Deve quindi concludersi per l’inammissibilita’ del primo motivo di ricorso.
2. La stessa sorte segue anche il secondo motivo del (OMISSIS) attesa la manifesta infondatezza delle doglianze svolte. L’aumento di pena disposto dal Tribunale, in conformita’ all’accordo delle parti, consegue infatti non gia’ al carattere transnazionale dell’associazione di cui al capo 5) dell’imputazione, bensi’ all’apporto che ad essa hanno dato le altre strutture criminali operanti in piu’ Stati con base all’estero indicate nel capo di accusa.
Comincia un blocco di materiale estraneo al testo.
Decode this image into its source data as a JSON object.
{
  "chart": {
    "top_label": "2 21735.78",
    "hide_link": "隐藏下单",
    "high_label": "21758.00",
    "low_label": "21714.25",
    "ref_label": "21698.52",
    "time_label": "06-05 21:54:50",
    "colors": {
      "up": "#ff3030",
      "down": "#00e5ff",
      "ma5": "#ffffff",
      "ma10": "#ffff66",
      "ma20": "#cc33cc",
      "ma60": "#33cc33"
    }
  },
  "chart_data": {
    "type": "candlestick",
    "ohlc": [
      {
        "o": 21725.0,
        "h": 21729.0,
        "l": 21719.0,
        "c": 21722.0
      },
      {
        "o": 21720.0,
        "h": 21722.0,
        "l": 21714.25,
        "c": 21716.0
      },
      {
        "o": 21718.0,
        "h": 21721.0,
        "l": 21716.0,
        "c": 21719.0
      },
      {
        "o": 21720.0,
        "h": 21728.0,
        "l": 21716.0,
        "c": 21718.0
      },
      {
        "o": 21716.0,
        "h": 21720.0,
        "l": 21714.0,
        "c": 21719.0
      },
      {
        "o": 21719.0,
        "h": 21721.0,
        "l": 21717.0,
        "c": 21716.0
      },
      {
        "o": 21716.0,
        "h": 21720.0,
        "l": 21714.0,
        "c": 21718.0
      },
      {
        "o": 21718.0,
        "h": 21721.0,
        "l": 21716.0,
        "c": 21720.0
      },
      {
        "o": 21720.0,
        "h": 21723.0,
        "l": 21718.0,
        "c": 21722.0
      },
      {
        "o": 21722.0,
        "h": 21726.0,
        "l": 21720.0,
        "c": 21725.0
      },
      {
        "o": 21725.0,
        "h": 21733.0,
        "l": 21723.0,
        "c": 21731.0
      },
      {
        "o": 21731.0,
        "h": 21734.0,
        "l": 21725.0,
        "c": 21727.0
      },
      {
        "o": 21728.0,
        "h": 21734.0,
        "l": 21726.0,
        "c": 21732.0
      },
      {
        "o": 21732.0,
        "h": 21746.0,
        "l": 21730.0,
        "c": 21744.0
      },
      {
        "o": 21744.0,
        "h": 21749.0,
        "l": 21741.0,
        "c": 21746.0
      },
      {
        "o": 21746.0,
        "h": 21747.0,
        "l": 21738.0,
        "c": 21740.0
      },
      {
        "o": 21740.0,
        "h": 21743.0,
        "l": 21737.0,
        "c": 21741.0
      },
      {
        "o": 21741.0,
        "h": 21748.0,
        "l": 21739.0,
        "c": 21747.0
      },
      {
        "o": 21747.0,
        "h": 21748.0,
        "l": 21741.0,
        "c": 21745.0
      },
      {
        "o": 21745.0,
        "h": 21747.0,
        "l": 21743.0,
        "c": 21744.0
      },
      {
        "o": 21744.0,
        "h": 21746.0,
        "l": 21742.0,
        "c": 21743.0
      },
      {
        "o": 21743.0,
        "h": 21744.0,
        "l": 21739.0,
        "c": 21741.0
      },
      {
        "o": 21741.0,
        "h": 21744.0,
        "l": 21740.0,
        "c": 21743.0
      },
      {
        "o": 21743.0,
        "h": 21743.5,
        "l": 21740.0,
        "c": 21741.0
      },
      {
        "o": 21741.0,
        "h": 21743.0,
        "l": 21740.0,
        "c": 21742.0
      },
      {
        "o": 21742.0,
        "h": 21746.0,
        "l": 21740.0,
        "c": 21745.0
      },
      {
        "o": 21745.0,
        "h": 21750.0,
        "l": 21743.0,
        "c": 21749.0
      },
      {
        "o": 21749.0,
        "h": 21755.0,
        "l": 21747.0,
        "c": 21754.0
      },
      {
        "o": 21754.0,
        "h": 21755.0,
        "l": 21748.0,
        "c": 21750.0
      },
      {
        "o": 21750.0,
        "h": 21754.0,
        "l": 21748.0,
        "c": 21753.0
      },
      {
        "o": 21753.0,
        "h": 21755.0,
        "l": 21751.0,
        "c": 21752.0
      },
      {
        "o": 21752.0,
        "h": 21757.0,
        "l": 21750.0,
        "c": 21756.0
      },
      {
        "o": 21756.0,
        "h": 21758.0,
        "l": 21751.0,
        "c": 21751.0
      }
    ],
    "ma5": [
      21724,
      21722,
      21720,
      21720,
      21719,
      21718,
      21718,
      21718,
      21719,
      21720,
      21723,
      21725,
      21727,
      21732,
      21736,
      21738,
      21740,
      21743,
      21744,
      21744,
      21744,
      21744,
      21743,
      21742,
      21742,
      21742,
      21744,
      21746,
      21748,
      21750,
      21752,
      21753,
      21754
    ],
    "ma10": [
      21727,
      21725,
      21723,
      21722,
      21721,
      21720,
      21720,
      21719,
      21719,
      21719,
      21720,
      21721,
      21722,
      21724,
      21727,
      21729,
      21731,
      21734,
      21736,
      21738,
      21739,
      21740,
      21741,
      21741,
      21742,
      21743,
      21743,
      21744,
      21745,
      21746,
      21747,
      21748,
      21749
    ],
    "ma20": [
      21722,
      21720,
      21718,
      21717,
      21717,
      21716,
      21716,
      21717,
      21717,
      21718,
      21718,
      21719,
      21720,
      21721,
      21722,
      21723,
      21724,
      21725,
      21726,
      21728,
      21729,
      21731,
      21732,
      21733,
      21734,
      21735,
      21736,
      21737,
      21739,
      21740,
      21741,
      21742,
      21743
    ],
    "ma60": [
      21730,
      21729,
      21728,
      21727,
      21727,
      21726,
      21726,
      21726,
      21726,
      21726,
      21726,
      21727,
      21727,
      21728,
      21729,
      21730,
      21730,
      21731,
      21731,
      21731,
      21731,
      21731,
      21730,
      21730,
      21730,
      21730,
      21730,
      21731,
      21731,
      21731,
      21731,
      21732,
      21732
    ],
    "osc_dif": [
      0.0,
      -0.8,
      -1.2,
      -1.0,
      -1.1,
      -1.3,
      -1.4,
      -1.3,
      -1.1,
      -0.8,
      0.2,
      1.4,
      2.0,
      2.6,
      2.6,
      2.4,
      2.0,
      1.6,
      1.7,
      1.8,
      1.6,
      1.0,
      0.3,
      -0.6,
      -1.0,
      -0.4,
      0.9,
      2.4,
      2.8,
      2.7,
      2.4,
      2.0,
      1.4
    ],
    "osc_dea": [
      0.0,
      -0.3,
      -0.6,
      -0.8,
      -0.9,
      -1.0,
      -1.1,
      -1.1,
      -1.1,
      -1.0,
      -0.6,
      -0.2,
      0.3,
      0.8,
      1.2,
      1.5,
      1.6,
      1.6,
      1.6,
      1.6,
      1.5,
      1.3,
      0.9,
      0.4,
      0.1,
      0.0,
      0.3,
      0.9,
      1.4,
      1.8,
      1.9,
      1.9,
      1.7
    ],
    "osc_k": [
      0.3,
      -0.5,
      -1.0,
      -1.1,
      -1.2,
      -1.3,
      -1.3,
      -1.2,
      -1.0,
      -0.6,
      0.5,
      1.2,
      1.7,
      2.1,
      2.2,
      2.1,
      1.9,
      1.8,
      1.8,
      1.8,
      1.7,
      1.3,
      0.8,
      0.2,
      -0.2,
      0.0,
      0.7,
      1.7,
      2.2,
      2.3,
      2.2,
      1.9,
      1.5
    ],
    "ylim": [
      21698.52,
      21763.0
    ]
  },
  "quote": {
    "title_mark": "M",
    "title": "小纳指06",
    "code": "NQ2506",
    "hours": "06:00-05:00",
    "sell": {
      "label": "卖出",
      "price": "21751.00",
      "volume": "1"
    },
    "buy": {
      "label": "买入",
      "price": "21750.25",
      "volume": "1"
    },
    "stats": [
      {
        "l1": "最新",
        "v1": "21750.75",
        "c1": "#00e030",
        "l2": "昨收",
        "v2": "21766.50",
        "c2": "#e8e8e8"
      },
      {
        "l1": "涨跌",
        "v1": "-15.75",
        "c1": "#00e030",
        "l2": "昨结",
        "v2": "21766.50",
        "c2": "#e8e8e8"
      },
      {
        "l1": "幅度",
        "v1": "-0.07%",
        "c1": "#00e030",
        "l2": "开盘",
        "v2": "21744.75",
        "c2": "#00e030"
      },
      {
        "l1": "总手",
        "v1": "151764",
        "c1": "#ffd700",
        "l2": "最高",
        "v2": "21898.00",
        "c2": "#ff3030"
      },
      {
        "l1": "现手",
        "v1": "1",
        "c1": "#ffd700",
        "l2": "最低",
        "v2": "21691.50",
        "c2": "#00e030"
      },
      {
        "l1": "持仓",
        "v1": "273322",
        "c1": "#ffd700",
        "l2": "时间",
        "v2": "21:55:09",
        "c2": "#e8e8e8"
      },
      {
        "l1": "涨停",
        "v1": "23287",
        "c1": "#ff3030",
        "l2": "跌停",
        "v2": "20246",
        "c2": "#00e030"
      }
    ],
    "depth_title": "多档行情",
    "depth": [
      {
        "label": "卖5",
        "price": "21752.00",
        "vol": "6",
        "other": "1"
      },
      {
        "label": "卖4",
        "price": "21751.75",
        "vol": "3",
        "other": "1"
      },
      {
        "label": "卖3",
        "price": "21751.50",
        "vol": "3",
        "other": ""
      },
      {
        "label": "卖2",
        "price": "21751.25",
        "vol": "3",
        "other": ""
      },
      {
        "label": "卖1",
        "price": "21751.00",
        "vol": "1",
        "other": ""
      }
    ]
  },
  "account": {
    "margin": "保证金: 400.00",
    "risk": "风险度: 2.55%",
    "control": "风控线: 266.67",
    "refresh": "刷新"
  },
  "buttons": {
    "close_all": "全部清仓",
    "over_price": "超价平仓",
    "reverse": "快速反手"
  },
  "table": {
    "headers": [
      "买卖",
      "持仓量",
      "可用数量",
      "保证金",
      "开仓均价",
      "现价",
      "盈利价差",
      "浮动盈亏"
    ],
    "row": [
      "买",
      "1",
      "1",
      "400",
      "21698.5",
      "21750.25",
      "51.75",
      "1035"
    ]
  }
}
3. Del pari inammissibile deve ritenersi l’unico motivo articolato dal (OMISSIS) nel successivo ricorso in ordine al mancato proscioglimento dal reato associativo. Trattandosi di sentenza che trova il suo fondamento nella concorde volonta’ delle parti (la quale diviene oggetto di determinazione da parte del giudice) e che, se pure affermativa di responsabilita’, lo e’ sulla base di un accertamento solo implicito, la richiesta di applicazione della pena deve essere considerata come ammissione del fatto, essendo il giudice chiamato a pronunciare sentenza di proscioglimento solo se manchi un quadro probatorio idoneo a definire il fatto come reato o se dagli atti gia’ risultino elementi tali da imporre di superare la presunzione di colpevolezza che il legislatore ricollega proprio alla formulazione della richiesta di applicazione della pena (Sez. 2, n. 41785 del 06/10/2015 – dep. 16/10/2015, Ayari, Rv. 264595). Implicando invero il procedimento ex articolo 444 c.p.p. un giudizio allo stato degli atti, l’esclusione da parte della sentenza di una delle ipotesi di proscioglimento di cui all’articolo 129 cod. proc. pen. puo’ essere oggetto di controllo di legittimita’, sotto il profilo del vizio di motivazione, soltanto se dal testo della sentenza impugnata appaia evidente la sussistenza delle cause di non punibilita’ di cui all’articolo 129 succitato. (Sez. 5, Sentenza n. 31250 del 25/06/2013 – dep. 22/07/2013, Fede, Rv. 256359; Sez. 3 sent. n. 2309 del 18.6.1999 dep. 9.10.1999 rv 215071). Nulla di tutto cio’ emerge dal ricorso in esame le cui contestazioni si traducono in deduzioni di natura eminentemente fattuale, comunque non introducibili in ragione del rito prescelto, che preclude la rivisitazione del fatto come contestato e recepito nell’accordo che le parti stesse hanno ritenuto sussistente con la loro richiesta e, come tale, ratificato dal giudice di merito che ha in ogni caso verificato le risultanze delle indagini, ivi specificamente richiamate, quale fondamento dell’ipotesi accusatoria.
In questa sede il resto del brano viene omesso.